Blockland Forums > Modification Help
A New Wicked RPG
DontCare4Free:
--- Quote from: TheKhoz on June 12, 2011, 12:51:38 PM ---Sent.
VCS? Like, variables? Or very cool scripter. :P
--- End quote ---
Version Control System, like Mercurial (aka hg) or Git (no, not the insult). Both are free.
For hosting you can host yourself (requires some work to set up) or use a "public" hosting site. The biggest sites are Bitbucket (for Mercurial) or GitHub (for Git). Both are free for public repositories and Bitbucket also provides free hosting hosting for teams of up to 5 people. For private repositories GitHub limits both how many you can have and how many people can access your private repositories in total (although each person is only counted once) while Bitbucket only limits the total private collaborators.
You can also access remote Git repositories from a local Mercurial install using the Hg-Git plugin by GitHub although it's quite buggy and the fact that it conflicts with the Kiln "client"'s extra bundled plugins.
For you learning Mercurial would probably have the biggest benefit as "Modders Corp" uses that as well. Also, IMO Git has a steeper learning curve.
Disclaimer: I am a Mercurial fanboy.
lordician:
I personally use Dropbox for every project now.
Very usefull, you can just share folders.
Everything that happens on the folder on one of the people who has acces to it also happens to others who have acces to it.
And on top of that, there is a function to restore a previous version!
So yeah, i find Dropbox very usefull for sharing folders and working on projects.
DontCare4Free:
--- Quote from: lordician on June 13, 2011, 12:23:08 PM ---I personally use Dropbox for every project now.
Very usefull, you can just share folders.
Everything that happens on the folder on one of the people who has acces to it also happens to others who have acces to it.
And on top of that, there is a function to restore a previous version!
So yeah, i find Dropbox very usefull for sharing folders and working on projects.
--- End quote ---
I use dropbox too.

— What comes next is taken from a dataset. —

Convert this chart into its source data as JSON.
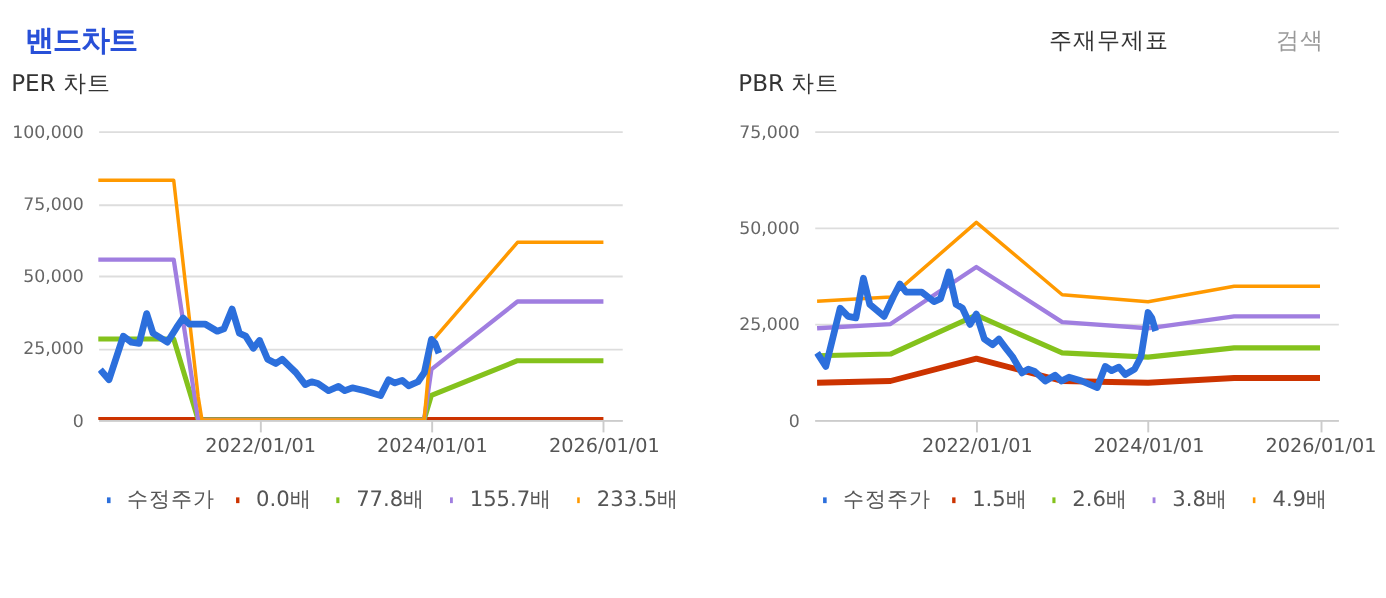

However, Mercurial has pretty much every one of those features and there isn't any disk space limit after which you have to pay.
For example: versions.
Dropbox: Dropbox syncs everything when it pleases to after you save it.
Mercurial: With Mercurial you "commit" which means that you save the changes permanently to the repository. You can then "push" it to a central repository so that the other people can "pull" it and then "update" and/or "merge" the changes. You also have to attach a meaningful comment to each commit which means that with the reduced clutter and meaningful comments it's easier to "go back in time". You can also "backout" a specific commit which causes the changes made in that commit to be undone although you still keep the changes you made afterwards.
Also, conflicts.
Dropbox: Create another file with the conflicting file version.
Mercurial: Inspect the files with a "diff" tool and try to merge them.
lordician:
--- Quote from: DontCare4Free on June 13, 2011, 12:30:48 PM ---I use dropbox too. However, Mercurial has pretty much every one of those features and there isn't any disk space limit after which you have to pay.
For example: versions.
Dropbox: Dropbox syncs everything when it pleases to after you save it.
Mercurial: With Mercurial you "commit" which means that you save the changes permanently to the repository. You can then "push" it to a central repository so that the other people can "pull" it and then "update" and/or "merge" the changes. You also have to attach a meaningful comment to each commit which means that with the reduced clutter and meaningful comments it's easier to "go back in time". You can also "backout" a specific commit which causes the changes made in that commit to be undone although you still keep the changes you made afterwards.
Also, conflicts.
Dropbox: Create another file with the conflicting file version.
Mercurial: Inspect the files with a "diff" tool and try to merge them.
--- End quote ---
I see.
Interesting.
DontCare4Free:
--- Quote from: lordician on June 13, 2011, 01:31:06 PM ---I see.
Interesting.
--- End quote ---
Also, with Mercurial, you can create branches of your version history and merge it back later or just discard it.